Direktur Jenderal Pengembangan Ekspor Nasional Kementerian Perdagangan (Kemendag) Kasan menjelaskan, beberapa produk yang terdampak, antara lain produk otomotif (HS 87) yang bea masuknya naik dari 5 persen menjadi 7 persen. Juga produk kertas dan turunannya (HS 48) naik dari 5 persen menjadi 8 sampai 10 persen. Kemudian besi, baja, dan barang dari besi atau baja (HS 72 dan HS 73) naik dari 5 persen menjadi 8 sampai 20 persen.
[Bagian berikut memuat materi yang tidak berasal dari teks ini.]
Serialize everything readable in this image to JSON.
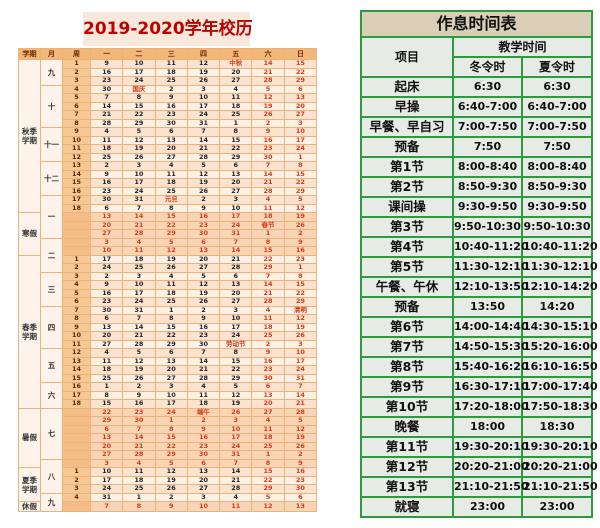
{
  "calendar": {
    "title": "2019-2020学年校历",
    "headers": [
      "学期",
      "月",
      "周",
      "一",
      "二",
      "三",
      "四",
      "五",
      "六",
      "日"
    ],
    "semesters": [
      {
        "label": "秋季学期",
        "rows": 18
      },
      {
        "label": "寒假",
        "rows": 5
      },
      {
        "label": "春季学期",
        "rows": 18
      },
      {
        "label": "暑假",
        "rows": 7
      },
      {
        "label": "夏季学期",
        "rows": 4
      },
      {
        "label": "休假",
        "rows": 1
      }
    ],
    "months": [
      {
        "label": "九",
        "rows": 3
      },
      {
        "label": "十",
        "rows": 5
      },
      {
        "label": "十一",
        "rows": 4
      },
      {
        "label": "十二",
        "rows": 4
      },
      {
        "label": "一",
        "rows": 5
      },
      {
        "label": "二",
        "rows": 4
      },
      {
        "label": "三",
        "rows": 4
      },
      {
        "label": "四",
        "rows": 5
      },
      {
        "label": "五",
        "rows": 4
      },
      {
        "label": "六",
        "rows": 3
      },
      {
        "label": "七",
        "rows": 6
      },
      {
        "label": "八",
        "rows": 4
      },
      {
        "label": "九",
        "rows": 2
      }
    ],
    "weeks": [
      {
        "week": "1",
        "days": [
          "9",
          "10",
          "11",
          "12",
          "中秋",
          "14",
          "15"
        ]
      },
      {
        "week": "2",
        "days": [
          "16",
          "17",
          "18",
          "19",
          "20",
          "21",
          "22"
        ]
      },
      {
        "week": "3",
        "days": [
          "23",
          "24",
          "25",
          "26",
          "27",
          "28",
          "29"
        ]
      },
      {
        "week": "4",
        "days": [
          "30",
          "国庆",
          "2",
          "3",
          "4",
          "5",
          "6"
        ]
      },
      {
        "week": "5",
        "days": [
          "7",
          "8",
          "9",
          "10",
          "11",
          "12",
          "13"
        ]
      },
      {
        "week": "6",
        "days": [
          "14",
          "15",
          "16",
          "17",
          "18",
          "19",
          "20"
        ]
      },
      {
        "week": "7",
        "days": [
          "21",
          "22",
          "23",
          "24",
          "25",
          "26",
          "27"
        ]
      },
      {
        "week": "8",
        "days": [
          "28",
          "29",
          "30",
          "31",
          "1",
          "2",
          "3"
        ]
      },
      {
        "week": "9",
        "days": [
          "4",
          "5",
          "6",
          "7",
          "8",
          "9",
          "10"
        ]
      },
      {
        "week": "10",
        "days": [
          "11",
          "12",
          "13",
          "14",
          "15",
          "16",
          "17"
        ]
      },
      {
        "week": "11",
        "days": [
          "18",
          "19",
          "20",
          "21",
          "22",
          "23",
          "24"
        ]
      },
      {
        "week": "12",
        "days": [
          "25",
          "26",
          "27",
          "28",
          "29",
          "30",
          "1"
        ]
      },
      {
        "week": "13",
        "days": [
          "2",
          "3",
          "4",
          "5",
          "6",
          "7",
          "8"
        ]
      },
      {
        "week": "14",
        "days": [
          "9",
          "10",
          "11",
          "12",
          "13",
          "14",
          "15"
        ]
      },
      {
        "week": "15",
        "days": [
          "16",
          "17",
          "18",
          "19",
          "20",
          "21",
          "22"
        ]
      },
      {
        "week": "16",
        "days": [
          "23",
          "24",
          "25",
          "26",
          "27",
          "28",
          "29"
        ]
      },
      {
        "week": "17",
        "days": [
          "30",
          "31",
          "元旦",
          "2",
          "3",
          "4",
          "5"
        ]
      },
      {
        "week": "18",
        "days": [
          "6",
          "7",
          "8",
          "9",
          "10",
          "11",
          "12"
        ]
      },
      {
        "week": "",
        "vacation": true,
        "days": [
          "13",
          "14",
          "15",
          "16",
          "17",
          "18",
          "19"
        ]
      },
      {
        "week": "",
        "vacation": true,
        "days": [
          "20",
          "21",
          "22",
          "23",
          "24",
          "春节",
          "26"
        ]
      },
      {
        "week": "",
        "vacation": true,
        "days": [
          "27",
          "28",
          "29",
          "30",
          "31",
          "1",
          "2"
        ]
      },
      {
        "week": "",
        "vacation": true,
        "days": [
          "3",
          "4",
          "5",
          "6",
          "7",
          "8",
          "9"
        ]
      },
      {
        "week": "",
        "vacation": true,
        "days": [
          "10",
          "11",
          "12",
          "13",
          "14",
          "15",
          "16"
        ]
      },
      {
        "week": "1",
        "days": [
          "17",
          "18",
          "19",
          "20",
          "21",
          "22",
          "23"
        ]
      },
      {
        "week": "2",
        "days": [
          "24",
          "25",
          "26",
          "27",
          "28",
          "29",
          "1"
        ]
      },
      {
        "week": "3",
        "days": [
          "2",
          "3",
          "4",
          "5",
          "6",
          "7",
          "8"
        ]
      },
      {
        "week": "4",
        "days": [
          "9",
          "10",
          "11",
          "12",
          "13",
          "14",
          "15"
        ]
      },
      {
        "week": "5",
        "days": [
          "16",
          "17",
          "18",
          "19",
          "20",
          "21",
          "22"
        ]
      },
      {
        "week": "6",
        "days": [
          "23",
          "24",
          "25",
          "26",
          "27",
          "28",
          "29"
        ]
      },
      {
        "week": "7",
        "days": [
          "30",
          "31",
          "1",
          "2",
          "3",
          "4",
          "清明"
        ]
      },
      {
        "week": "8",
        "days": [
          "6",
          "7",
          "8",
          "9",
          "10",
          "11",
          "12"
        ]
      },
      {
        "week": "9",
        "days": [
          "13",
          "14",
          "15",
          "16",
          "17",
          "18",
          "19"
        ]
      },
      {
        "week": "10",
        "days": [
          "20",
          "21",
          "22",
          "23",
          "24",
          "25",
          "26"
        ]
      },
      {
        "week": "11",
        "days": [
          "27",
          "28",
          "29",
          "30",
          "劳动节",
          "2",
          "3"
        ]
      },
      {
        "week": "12",
        "days": [
          "4",
          "5",
          "6",
          "7",
          "8",
          "9",
          "10"
        ]
      },
      {
        "week": "13",
        "days": [
          "11",
          "12",
          "13",
          "14",
          "15",
          "16",
          "17"
        ]
      },
      {
        "week": "14",
        "days": [
          "18",
          "19",
          "20",
          "21",
          "22",
          "23",
          "24"
        ]
      },
      {
        "week": "15",
        "days": [
          "25",
          "26",
          "27",
          "28",
          "29",
          "30",
          "31"
        ]
      },
      {
        "week": "16",
        "days": [
          "1",
          "2",
          "3",
          "4",
          "5",
          "6",
          "7"
        ]
      },
      {
        "week": "17",
        "days": [
          "8",
          "9",
          "10",
          "11",
          "12",
          "13",
          "14"
        ]
      },
      {
        "week": "18",
        "days": [
          "15",
          "16",
          "17",
          "18",
          "19",
          "20",
          "21"
        ]
      },
      {
        "week": "",
        "vacation": true,
        "days": [
          "22",
          "23",
          "24",
          "端午",
          "26",
          "27",
          "28"
        ]
      },
      {
        "week": "",
        "vacation": true,
        "days": [
          "29",
          "30",
          "1",
          "2",
          "3",
          "4",
          "5"
        ]
      },
      {
        "week": "",
        "vacation": true,
        "days": [
          "6",
          "7",
          "8",
          "9",
          "10",
          "11",
          "12"
        ]
      },
      {
        "week": "",
        "vacation": true,
        "days": [
          "13",
          "14",
          "15",
          "16",
          "17",
          "18",
          "19"
        ]
      },
      {
        "week": "",
        "vacation": true,
        "days": [
          "20",
          "21",
          "22",
          "23",
          "24",
          "25",
          "26"
        ]
      },
      {
        "week": "",
        "vacation": true,
        "days": [
          "27",
          "28",
          "29",
          "30",
          "31",
          "1",
          "2"
        ]
      },
      {
        "week": "",
        "vacation": true,
        "days": [
          "3",
          "4",
          "5",
          "6",
          "7",
          "8",
          "9"
        ]
      },
      {
        "week": "1",
        "days": [
          "10",
          "11",
          "12",
          "13",
          "14",
          "15",
          "16"
        ]
      },
      {
        "week": "2",
        "days": [
          "17",
          "18",
          "19",
          "20",
          "21",
          "22",
          "23"
        ]
      },
      {
        "week": "3",
        "days": [
          "24",
          "25",
          "26",
          "27",
          "28",
          "29",
          "30"
        ]
      },
      {
        "week": "4",
        "days": [
          "31",
          "1",
          "2",
          "3",
          "4",
          "5",
          "6"
        ]
      },
      {
        "week": "",
        "vacation": true,
        "days": [
          "7",
          "8",
          "9",
          "10",
          "11",
          "12",
          "13"
        ]
      }
    ]
  },
  "schedule": {
    "title": "作息时间表",
    "item_header": "项目",
    "group_header": "教学时间",
    "winter_header": "冬令时",
    "summer_header": "夏令时",
    "rows": [
      {
        "item": "起床",
        "winter": "6:30",
        "summer": "6:30"
      },
      {
        "item": "早操",
        "winter": "6:40-7:00",
        "summer": "6:40-7:00"
      },
      {
        "item": "早餐、早自习",
        "winter": "7:00-7:50",
        "summer": "7:00-7:50"
      },
      {
        "item": "预备",
        "winter": "7:50",
        "summer": "7:50"
      },
      {
        "item": "第1节",
        "winter": "8:00-8:40",
        "summer": "8:00-8:40"
      },
      {
        "item": "第2节",
        "winter": "8:50-9:30",
        "summer": "8:50-9:30"
      },
      {
        "item": "课间操",
        "winter": "9:30-9:50",
        "summer": "9:30-9:50"
      },
      {
        "item": "第3节",
        "winter": "9:50-10:30",
        "summer": "9:50-10:30"
      },
      {
        "item": "第4节",
        "winter": "10:40-11:20",
        "summer": "10:40-11:20"
      },
      {
        "item": "第5节",
        "winter": "11:30-12:10",
        "summer": "11:30-12:10"
      },
      {
        "item": "午餐、午休",
        "winter": "12:10-13:50",
        "summer": "12:10-14:20"
      },
      {
        "item": "预备",
        "winter": "13:50",
        "summer": "14:20"
      },
      {
        "item": "第6节",
        "winter": "14:00-14:40",
        "summer": "14:30-15:10"
      },
      {
        "item": "第7节",
        "winter": "14:50-15:30",
        "summer": "15:20-16:00"
      },
      {
        "item": "第8节",
        "winter": "15:40-16:20",
        "summer": "16:10-16:50"
      },
      {
        "item": "第9节",
        "winter": "16:30-17:10",
        "summer": "17:00-17:40"
      },
      {
        "item": "第10节",
        "winter": "17:20-18:00",
        "summer": "17:50-18:30"
      },
      {
        "item": "晚餐",
        "winter": "18:00",
        "summer": "18:30"
      },
      {
        "item": "第11节",
        "winter": "19:30-20:10",
        "summer": "19:30-20:10"
      },
      {
        "item": "第12节",
        "winter": "20:20-21:00",
        "summer": "20:20-21:00"
      },
      {
        "item": "第13节",
        "winter": "21:10-21:50",
        "summer": "21:10-21:50"
      },
      {
        "item": "就寝",
        "winter": "23:00",
        "summer": "23:00"
      }
    ]
  }
}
Nilai ekspor Indonesia ke Arab Saudi untuk produk-produk tersebut mencapai lebih dari 624 juta dolar AS, itu belum termasuk produk lainnya," ujar Kasan melalui siaran pers pada Selasa (23/6).
Hal tersebut berdampak langsung terhadap ekspor Indonesia ke Saudi. Meski begitu, kata Kasan, ada berbagai produk ekspor unggulan Indonesia yang tidak terdampak kenaikan bea masuk tersebut. Di antaranya produk sawit dan turunannya (HS 15), produk kayu (HS 44), serta produk daging dan ikan (HS 16). Selain itu, produk vitamin, makanan laut, beras, sayur dan buah-buahan, serta berbagai macam produk yang mendukung peningkatan imunitas tubuh masih diberikan relaksasi impor oleh Saudi.
"Kita harus bisa memanfaatkan peluang pasar sebaik-baiknya," ucap Kasan.
Ekspor Indonesia ke Saudi periode Januari-April 2020 sebesar 519,86 juta dolar AS. Pada 2019 sebesar 1,50 miliar dolar AS, dan pada 2018 sebesar 1,22 miliar dolar AS. Adapun produk ekspor utama Indonesia ke Saudi meliputi otomotif, produk ikan, sawit dan turunannya, produk kayu, karet, dan produk kertas.